We did have one additional issue when Little Miss started drinking cow’s milk. Shortly afterwards her cheeks and chin developed a bad eczema patch. I was trying to keep them coated in Aquaphor® but it wasn’t even slowing it down. I tried switching her to soy milk (which she loves anyway because it is like a melted vanilla milkshake) and those cheeks cleared right up.
-BATHS: Keep baths to every other day (at most) and use lukewarm water. Limit baths to 10-15 minutes if possible and wait until the end to use soap. Avoid bubble bath. (I’m such a fun-sucker.) All of these will help prevent the drying effects of bathtime. Oatmeal bath products alleviate itching for a short period of time and bath oils have shown no benefit. Pat baby dry after the bath and apply lotion as soon as possible.
-LOTIONS: Be willing to try a few different products to find what works best. You are looking for something without dyes and fragrances and you should be able to see a difference within a week of starting to use the lotion twice daily. The National Eczema Foundation has a list of products that have earned their Seal of Acceptance which is a good place to start looking if you are overwhelmed by the lotion aisle. When applying more than one product always go from medicated products to watery products (lotions) to greasy products (ointments) as the thicker ointments will keep out anything applied on top of them. (This rule applies for anytime you are applying skin products.) Petroleum jelly is the cheapest ointment you can use and it will do the job but it is also more sticky/messy.

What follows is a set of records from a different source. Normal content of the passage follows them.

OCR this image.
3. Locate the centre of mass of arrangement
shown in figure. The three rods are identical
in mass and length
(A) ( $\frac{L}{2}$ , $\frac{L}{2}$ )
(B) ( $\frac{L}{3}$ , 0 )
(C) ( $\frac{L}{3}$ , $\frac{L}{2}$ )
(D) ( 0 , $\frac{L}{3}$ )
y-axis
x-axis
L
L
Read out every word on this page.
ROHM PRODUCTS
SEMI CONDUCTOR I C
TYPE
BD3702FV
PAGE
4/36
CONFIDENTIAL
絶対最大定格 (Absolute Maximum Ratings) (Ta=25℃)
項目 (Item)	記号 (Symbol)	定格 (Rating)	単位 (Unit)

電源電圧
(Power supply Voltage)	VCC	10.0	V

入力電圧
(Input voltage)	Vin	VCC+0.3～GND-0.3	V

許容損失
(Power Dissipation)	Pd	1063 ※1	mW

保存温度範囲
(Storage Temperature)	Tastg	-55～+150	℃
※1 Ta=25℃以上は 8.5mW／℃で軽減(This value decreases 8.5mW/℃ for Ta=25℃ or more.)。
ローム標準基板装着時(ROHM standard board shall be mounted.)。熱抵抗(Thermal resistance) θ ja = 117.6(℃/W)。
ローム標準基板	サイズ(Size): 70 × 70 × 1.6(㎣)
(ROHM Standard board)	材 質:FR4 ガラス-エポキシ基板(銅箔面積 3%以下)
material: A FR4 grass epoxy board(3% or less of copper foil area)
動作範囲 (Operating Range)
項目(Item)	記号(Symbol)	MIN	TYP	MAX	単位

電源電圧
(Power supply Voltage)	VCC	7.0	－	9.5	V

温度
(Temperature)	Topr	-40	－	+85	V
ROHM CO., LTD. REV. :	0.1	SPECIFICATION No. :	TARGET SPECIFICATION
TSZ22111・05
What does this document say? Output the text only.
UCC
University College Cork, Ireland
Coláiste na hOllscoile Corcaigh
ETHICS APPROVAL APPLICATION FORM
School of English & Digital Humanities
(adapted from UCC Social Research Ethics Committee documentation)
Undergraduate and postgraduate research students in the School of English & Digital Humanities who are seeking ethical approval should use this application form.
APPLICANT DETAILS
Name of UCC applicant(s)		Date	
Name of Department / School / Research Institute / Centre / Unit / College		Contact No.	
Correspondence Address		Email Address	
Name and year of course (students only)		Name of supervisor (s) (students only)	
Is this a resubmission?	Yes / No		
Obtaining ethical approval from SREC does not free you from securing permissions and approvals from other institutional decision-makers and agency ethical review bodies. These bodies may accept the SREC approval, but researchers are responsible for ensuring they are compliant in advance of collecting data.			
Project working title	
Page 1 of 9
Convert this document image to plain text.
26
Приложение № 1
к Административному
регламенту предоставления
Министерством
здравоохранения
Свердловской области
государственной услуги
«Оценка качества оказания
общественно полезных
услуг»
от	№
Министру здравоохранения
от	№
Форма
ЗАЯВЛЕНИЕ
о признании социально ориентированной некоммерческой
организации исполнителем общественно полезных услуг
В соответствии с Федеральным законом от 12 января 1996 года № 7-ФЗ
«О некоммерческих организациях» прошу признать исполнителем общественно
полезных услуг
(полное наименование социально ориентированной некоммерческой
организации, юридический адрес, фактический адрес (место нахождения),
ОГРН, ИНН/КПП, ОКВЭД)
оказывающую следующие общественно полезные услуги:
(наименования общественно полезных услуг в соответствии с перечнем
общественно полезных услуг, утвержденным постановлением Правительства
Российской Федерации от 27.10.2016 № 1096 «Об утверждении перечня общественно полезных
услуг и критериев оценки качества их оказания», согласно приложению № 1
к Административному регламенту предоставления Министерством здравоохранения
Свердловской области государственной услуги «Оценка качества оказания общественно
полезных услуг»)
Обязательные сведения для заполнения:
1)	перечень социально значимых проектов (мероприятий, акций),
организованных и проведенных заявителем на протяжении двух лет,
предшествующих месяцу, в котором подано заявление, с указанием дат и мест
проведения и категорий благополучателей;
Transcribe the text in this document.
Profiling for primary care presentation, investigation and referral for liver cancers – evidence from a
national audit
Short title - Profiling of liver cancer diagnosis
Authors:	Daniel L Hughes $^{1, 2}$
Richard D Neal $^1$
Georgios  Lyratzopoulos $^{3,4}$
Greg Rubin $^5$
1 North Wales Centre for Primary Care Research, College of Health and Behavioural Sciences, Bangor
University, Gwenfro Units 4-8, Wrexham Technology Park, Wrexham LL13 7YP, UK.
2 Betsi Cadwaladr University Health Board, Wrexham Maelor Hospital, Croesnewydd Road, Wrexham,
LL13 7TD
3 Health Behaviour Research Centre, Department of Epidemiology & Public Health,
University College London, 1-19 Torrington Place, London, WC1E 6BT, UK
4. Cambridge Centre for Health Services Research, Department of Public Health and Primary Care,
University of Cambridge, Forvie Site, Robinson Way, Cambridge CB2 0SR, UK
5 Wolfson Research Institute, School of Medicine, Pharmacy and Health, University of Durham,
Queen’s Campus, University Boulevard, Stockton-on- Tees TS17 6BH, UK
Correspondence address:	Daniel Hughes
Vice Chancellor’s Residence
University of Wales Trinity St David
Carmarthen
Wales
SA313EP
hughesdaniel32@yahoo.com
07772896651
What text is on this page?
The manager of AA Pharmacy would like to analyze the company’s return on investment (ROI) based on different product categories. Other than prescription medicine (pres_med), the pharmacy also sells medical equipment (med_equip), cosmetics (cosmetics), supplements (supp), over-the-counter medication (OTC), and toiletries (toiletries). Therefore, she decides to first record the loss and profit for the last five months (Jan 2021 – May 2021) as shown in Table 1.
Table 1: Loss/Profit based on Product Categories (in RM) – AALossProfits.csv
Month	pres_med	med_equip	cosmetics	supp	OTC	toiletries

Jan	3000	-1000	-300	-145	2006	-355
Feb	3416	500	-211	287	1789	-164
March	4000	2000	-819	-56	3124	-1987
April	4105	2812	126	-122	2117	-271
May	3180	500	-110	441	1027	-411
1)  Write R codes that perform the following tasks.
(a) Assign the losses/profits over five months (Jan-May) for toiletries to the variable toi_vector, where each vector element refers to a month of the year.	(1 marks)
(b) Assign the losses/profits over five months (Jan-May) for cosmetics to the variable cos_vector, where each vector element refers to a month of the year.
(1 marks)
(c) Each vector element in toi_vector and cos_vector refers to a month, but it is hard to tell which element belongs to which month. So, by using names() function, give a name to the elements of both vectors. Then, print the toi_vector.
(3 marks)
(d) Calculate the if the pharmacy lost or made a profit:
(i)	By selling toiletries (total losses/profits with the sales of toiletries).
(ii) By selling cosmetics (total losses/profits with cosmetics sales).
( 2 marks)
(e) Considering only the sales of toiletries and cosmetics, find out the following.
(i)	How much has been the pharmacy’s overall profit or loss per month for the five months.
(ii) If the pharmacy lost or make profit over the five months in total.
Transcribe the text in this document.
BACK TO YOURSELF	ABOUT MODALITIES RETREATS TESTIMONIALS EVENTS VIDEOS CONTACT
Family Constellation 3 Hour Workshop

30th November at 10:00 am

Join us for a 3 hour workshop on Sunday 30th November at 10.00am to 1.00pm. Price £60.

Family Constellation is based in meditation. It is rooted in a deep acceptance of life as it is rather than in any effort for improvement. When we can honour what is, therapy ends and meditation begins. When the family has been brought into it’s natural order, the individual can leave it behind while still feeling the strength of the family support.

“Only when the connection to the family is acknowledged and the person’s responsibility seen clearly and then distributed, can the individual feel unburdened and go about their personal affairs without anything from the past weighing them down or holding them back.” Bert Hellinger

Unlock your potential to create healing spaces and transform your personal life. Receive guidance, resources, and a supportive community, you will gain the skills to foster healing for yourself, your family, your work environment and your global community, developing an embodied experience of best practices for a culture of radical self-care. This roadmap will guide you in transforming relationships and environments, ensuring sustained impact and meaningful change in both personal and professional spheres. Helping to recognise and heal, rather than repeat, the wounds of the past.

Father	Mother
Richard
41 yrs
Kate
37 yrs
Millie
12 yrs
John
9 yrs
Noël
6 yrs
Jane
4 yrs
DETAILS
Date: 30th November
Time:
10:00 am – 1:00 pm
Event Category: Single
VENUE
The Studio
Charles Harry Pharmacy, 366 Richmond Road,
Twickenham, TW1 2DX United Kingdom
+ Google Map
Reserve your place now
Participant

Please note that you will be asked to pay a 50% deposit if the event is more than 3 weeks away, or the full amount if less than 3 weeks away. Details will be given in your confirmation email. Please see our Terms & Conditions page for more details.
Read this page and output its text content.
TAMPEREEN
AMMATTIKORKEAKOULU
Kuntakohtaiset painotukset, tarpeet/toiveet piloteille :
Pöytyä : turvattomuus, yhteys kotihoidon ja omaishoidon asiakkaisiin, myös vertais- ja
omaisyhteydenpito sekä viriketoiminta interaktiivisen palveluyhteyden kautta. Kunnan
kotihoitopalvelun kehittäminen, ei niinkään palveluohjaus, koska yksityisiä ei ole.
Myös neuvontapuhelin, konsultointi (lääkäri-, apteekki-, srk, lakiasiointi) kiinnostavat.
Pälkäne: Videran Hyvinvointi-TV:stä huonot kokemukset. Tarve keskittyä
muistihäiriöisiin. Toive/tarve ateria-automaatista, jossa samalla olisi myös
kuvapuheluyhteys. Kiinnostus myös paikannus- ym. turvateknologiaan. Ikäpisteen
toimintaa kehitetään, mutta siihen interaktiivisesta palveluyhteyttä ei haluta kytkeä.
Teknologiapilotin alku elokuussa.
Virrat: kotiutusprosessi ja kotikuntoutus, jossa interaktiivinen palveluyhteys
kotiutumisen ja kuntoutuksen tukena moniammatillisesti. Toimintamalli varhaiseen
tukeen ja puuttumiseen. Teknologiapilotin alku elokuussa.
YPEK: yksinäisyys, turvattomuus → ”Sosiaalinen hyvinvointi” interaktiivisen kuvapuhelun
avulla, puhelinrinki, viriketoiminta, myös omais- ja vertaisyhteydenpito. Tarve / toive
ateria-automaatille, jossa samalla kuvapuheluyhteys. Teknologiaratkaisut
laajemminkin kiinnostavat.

-LAUNDRY: Consider buying a laundry detergent for sensitive skin to prevent irritation. Look for tagless clothing (the greatest invention ever) and wash new clothing before using.
-OTHER: Keep fingernails short to minimize scratching damage. Maintain comfortable temperature and humidity levels (through “thermostat manipulation” or dressing the child in light layers) to further prevent skin drying or irritation (due to sweating).
Phew! That was way too long. As a wrap-up I should note that these management tips are for mild cases of eczema only. You should always have your pediatrician confirm that the rash is eczema and that is does not need any further treatment. It is especially important to have anything that oozes, or otherwise looks infected, checked out.
If you would like more information, EczemaNet has in depth information on eczema all reviewed by dermatologists. The American Academy of Dermatology has some information on their site but it is harder to navigate and the American Academy of Pediatrics has a good summary.
So let’s throw this out there: Does your baby have eczema? What works for you?